Une machine qui ressemblait à la sienne, avec des mouvements identiques, des bobines et des plates-bandes qui tournaient comme un vrai. Une machine dont la mémoire ne capte rien d’utile, qui lui donne l’illusion d’un résultat. Si Sinjin ne vérifiait pas le contenu des souvenirs que la machine extrayait… s’il ne faisait que la faire tourner sur un prisonnier et voyait son visage se figer, le croirait-il ? Peut-être. Il fallait le tenter.
Mais d’abord, il devait vérifier quelque chose. Il fouilla dans son bureau, retrouva le petit billet de Lady Cordelia — son adresse, 14 Curzon Street, gravée d’une écriture fine. Il la détestait, cette femme du Bureau. Mais il détestait aussi l’ignorance. Elle savait des choses sur la technologie. Et, peut-être, sur Sinjin.
Il lissa le billet. Demain. Demain, il irait voir le Bureau. Pas pour accepter leur proposition. Juste pour prendre la mesure de son ennemie.
Dans la cheminée, une braise s’éteignit avec un petit soupir. Elias regarda la lumière décliner sur le panneau de Wellby. À l’intérieur du métal, quelque chose brillait — un reflet doré, comme un prénom gravé. Il y passa le pouce. Le gravat était encore net : *Lila*.

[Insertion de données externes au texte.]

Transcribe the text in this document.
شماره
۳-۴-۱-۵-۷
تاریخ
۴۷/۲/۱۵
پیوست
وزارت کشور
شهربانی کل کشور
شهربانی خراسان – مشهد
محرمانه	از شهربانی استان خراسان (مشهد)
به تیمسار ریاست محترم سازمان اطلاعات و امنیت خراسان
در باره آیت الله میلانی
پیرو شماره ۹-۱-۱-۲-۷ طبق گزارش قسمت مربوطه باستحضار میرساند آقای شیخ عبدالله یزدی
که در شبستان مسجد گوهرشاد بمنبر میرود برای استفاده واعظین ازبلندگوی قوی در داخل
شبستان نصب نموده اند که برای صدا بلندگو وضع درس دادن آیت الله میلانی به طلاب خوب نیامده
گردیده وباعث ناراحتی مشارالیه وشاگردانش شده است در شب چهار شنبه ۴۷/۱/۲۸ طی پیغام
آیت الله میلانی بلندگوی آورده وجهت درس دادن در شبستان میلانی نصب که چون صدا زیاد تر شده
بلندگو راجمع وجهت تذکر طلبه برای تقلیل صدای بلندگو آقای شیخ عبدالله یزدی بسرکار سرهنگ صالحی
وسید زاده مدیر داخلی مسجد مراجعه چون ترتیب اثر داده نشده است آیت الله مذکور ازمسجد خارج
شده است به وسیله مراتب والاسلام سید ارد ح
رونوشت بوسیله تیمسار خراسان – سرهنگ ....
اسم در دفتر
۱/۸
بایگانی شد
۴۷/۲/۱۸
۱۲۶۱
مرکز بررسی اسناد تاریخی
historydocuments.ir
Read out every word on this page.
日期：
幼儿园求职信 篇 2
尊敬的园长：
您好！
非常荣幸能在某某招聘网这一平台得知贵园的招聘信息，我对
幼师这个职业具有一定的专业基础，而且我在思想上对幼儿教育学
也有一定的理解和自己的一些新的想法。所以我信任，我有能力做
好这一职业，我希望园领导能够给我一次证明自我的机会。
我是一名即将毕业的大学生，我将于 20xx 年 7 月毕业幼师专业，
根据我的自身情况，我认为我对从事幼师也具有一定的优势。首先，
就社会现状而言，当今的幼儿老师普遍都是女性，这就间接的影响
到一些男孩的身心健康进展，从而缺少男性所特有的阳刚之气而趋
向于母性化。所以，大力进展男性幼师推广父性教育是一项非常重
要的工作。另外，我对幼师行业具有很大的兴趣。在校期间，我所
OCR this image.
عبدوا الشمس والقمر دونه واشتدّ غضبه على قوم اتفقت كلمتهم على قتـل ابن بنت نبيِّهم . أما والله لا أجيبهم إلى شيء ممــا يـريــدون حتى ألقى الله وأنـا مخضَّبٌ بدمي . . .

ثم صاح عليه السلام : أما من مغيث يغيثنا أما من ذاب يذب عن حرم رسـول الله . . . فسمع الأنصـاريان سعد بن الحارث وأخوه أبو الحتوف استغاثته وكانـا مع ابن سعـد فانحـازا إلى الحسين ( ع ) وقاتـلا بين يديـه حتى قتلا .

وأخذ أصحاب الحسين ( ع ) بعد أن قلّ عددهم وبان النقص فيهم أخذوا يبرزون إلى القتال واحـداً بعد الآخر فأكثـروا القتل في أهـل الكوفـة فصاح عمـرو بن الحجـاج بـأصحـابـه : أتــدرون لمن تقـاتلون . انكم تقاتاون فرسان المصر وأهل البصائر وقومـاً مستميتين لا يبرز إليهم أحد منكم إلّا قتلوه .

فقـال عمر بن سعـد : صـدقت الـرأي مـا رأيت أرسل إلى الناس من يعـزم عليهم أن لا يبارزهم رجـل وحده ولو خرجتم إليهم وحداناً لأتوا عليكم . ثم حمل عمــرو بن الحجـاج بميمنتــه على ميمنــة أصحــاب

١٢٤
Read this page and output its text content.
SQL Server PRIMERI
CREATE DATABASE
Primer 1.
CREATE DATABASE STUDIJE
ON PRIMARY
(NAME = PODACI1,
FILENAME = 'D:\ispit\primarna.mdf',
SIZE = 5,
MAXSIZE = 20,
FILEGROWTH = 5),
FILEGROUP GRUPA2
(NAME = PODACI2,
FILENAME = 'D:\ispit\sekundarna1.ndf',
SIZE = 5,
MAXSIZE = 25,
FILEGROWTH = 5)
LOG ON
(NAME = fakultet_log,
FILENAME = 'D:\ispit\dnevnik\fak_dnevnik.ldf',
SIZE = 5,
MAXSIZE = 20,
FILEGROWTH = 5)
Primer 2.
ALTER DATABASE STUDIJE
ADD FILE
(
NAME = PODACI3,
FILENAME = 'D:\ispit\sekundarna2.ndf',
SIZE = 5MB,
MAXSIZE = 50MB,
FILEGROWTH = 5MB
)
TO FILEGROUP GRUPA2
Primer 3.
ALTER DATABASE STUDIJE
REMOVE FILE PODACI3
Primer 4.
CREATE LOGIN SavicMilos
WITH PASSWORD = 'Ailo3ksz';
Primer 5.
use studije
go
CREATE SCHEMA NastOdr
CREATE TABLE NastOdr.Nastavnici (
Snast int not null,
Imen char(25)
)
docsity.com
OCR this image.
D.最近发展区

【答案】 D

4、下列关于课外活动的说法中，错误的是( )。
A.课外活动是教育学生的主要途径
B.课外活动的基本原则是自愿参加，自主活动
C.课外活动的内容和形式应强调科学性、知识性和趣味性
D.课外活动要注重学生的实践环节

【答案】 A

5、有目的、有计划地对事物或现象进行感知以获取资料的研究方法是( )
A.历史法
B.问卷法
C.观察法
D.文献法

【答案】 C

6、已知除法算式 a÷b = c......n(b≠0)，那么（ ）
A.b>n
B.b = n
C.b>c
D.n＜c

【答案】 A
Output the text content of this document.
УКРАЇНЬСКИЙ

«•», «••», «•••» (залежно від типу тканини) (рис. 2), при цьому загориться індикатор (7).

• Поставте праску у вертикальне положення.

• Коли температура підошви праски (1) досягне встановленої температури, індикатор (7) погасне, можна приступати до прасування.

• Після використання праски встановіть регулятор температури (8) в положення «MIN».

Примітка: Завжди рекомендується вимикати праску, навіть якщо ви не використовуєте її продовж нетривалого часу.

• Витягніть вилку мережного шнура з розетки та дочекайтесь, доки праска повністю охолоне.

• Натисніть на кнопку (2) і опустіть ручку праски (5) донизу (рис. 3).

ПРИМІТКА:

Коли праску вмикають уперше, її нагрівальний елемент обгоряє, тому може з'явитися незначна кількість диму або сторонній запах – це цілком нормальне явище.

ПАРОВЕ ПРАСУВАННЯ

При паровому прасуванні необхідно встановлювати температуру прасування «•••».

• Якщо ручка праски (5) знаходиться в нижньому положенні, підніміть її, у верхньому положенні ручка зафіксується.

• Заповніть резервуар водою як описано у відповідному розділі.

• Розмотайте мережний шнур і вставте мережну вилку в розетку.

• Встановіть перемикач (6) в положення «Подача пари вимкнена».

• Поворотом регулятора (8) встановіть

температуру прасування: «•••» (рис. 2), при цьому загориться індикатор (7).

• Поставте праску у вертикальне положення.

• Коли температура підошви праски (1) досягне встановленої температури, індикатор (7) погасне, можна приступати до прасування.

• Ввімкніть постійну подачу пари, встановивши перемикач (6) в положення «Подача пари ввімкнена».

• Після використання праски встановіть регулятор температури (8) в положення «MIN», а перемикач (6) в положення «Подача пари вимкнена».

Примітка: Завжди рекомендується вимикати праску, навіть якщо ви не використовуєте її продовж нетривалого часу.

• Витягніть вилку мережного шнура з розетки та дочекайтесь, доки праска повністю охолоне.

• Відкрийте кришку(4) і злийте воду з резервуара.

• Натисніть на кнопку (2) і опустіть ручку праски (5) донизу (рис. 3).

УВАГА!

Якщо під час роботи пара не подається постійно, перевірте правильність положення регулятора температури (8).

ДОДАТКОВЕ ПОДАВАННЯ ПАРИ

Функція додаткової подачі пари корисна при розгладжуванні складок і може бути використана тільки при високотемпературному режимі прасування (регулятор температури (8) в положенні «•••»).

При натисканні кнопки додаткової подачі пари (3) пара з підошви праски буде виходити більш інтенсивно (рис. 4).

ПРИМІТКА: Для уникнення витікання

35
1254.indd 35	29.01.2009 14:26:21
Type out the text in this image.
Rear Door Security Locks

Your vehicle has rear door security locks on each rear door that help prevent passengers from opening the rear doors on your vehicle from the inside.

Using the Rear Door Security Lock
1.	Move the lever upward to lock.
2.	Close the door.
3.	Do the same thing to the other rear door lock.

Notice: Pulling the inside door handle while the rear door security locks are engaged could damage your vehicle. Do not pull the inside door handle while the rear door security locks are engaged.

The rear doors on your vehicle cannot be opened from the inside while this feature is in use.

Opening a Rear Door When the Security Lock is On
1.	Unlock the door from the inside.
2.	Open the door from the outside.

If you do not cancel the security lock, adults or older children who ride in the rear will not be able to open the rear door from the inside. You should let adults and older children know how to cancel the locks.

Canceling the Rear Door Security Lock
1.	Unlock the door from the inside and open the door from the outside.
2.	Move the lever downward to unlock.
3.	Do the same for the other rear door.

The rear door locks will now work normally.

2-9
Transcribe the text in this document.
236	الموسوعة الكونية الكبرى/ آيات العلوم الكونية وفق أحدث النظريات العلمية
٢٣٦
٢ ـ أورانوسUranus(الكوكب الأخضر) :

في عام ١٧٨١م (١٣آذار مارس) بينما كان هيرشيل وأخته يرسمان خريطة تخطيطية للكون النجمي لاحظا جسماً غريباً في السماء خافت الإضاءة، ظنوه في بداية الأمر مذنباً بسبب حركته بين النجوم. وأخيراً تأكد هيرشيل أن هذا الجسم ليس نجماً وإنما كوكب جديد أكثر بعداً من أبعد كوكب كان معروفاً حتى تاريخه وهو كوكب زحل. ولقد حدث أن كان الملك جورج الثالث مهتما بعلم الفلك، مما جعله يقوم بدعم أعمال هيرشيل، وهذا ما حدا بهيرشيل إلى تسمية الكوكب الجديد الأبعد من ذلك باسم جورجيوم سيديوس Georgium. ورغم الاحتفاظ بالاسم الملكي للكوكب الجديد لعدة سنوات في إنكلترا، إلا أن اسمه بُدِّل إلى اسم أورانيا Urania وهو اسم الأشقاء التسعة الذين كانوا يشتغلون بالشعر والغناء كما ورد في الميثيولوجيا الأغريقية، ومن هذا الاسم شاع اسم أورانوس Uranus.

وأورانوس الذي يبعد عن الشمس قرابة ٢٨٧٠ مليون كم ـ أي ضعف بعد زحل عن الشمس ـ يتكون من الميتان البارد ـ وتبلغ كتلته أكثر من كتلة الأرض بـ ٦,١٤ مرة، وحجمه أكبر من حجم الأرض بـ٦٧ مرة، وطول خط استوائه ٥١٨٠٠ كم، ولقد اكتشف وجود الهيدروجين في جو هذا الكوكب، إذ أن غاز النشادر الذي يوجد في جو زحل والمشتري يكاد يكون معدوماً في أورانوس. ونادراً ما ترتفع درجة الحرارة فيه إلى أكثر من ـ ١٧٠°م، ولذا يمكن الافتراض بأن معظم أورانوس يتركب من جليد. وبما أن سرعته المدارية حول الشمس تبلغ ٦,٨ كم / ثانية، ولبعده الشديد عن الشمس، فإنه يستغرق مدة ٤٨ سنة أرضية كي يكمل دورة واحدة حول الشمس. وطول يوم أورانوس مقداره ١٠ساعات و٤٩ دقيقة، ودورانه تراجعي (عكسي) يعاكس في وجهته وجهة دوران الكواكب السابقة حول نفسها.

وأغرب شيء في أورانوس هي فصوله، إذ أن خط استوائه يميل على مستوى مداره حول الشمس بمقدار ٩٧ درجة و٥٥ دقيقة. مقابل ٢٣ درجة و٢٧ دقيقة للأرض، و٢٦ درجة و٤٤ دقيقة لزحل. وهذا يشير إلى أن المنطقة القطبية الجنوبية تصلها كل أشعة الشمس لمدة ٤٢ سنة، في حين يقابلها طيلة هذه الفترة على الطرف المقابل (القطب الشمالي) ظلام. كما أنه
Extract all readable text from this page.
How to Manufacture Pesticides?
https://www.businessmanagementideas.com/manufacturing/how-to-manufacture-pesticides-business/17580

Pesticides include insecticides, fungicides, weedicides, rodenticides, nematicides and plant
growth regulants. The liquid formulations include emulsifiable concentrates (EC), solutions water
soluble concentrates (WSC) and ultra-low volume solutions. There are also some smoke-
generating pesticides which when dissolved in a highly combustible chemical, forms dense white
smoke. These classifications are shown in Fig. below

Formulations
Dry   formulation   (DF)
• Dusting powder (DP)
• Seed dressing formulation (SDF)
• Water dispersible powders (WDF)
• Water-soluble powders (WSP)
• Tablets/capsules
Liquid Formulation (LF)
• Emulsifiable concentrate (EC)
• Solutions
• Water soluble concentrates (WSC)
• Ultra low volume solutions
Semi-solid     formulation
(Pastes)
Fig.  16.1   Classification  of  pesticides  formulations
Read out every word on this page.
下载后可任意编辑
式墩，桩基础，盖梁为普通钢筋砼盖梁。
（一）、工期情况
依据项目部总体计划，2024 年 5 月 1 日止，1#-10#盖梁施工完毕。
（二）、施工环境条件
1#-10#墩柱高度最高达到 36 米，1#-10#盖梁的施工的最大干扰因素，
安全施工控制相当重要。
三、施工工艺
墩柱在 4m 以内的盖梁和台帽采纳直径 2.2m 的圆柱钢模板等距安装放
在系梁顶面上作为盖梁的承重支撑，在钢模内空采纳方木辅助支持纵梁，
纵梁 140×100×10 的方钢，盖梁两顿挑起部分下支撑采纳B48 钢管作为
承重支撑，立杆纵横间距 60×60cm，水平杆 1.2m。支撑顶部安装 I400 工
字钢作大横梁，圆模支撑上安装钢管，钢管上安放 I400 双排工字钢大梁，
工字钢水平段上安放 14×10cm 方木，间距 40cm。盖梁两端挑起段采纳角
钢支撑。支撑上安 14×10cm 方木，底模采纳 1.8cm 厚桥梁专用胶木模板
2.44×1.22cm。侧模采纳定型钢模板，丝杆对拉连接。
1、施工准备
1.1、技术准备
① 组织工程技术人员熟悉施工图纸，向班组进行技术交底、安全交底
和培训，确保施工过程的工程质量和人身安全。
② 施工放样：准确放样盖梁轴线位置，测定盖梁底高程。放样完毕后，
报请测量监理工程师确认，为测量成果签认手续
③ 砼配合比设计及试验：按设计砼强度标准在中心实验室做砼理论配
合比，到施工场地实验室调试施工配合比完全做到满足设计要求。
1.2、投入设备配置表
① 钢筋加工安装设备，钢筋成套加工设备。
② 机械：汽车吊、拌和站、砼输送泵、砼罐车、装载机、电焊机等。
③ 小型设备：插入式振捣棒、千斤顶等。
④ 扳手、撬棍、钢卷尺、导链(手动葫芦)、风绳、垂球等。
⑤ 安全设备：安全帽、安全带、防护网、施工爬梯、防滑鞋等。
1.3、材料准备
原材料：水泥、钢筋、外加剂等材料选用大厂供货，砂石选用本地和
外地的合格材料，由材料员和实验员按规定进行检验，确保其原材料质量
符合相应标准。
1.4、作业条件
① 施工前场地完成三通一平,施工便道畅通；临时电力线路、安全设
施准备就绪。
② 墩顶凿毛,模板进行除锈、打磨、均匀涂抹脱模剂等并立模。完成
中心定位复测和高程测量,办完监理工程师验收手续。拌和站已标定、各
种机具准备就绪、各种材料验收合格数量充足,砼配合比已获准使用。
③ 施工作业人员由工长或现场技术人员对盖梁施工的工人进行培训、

Il n’avait jamais su qu’il avait enterré ce souvenir-là. Et pourtant, le panneau le lui rendait sans faillir.
Était-ce cela, le pouvoir du métal ? Une mémoire à lui ? Une mémoire qui ne le trahirait pas ?
Il la remit dans sa cache, ferma la cavité, et se redressa. Le dehors avait recommencé à pleuvoir. Une silhouette s’arrêta devant la fenêtre quelques instants, comme une ombre hésitante sous le réverbère. Elias tendit l’oreille. Des pas. Puis le silence.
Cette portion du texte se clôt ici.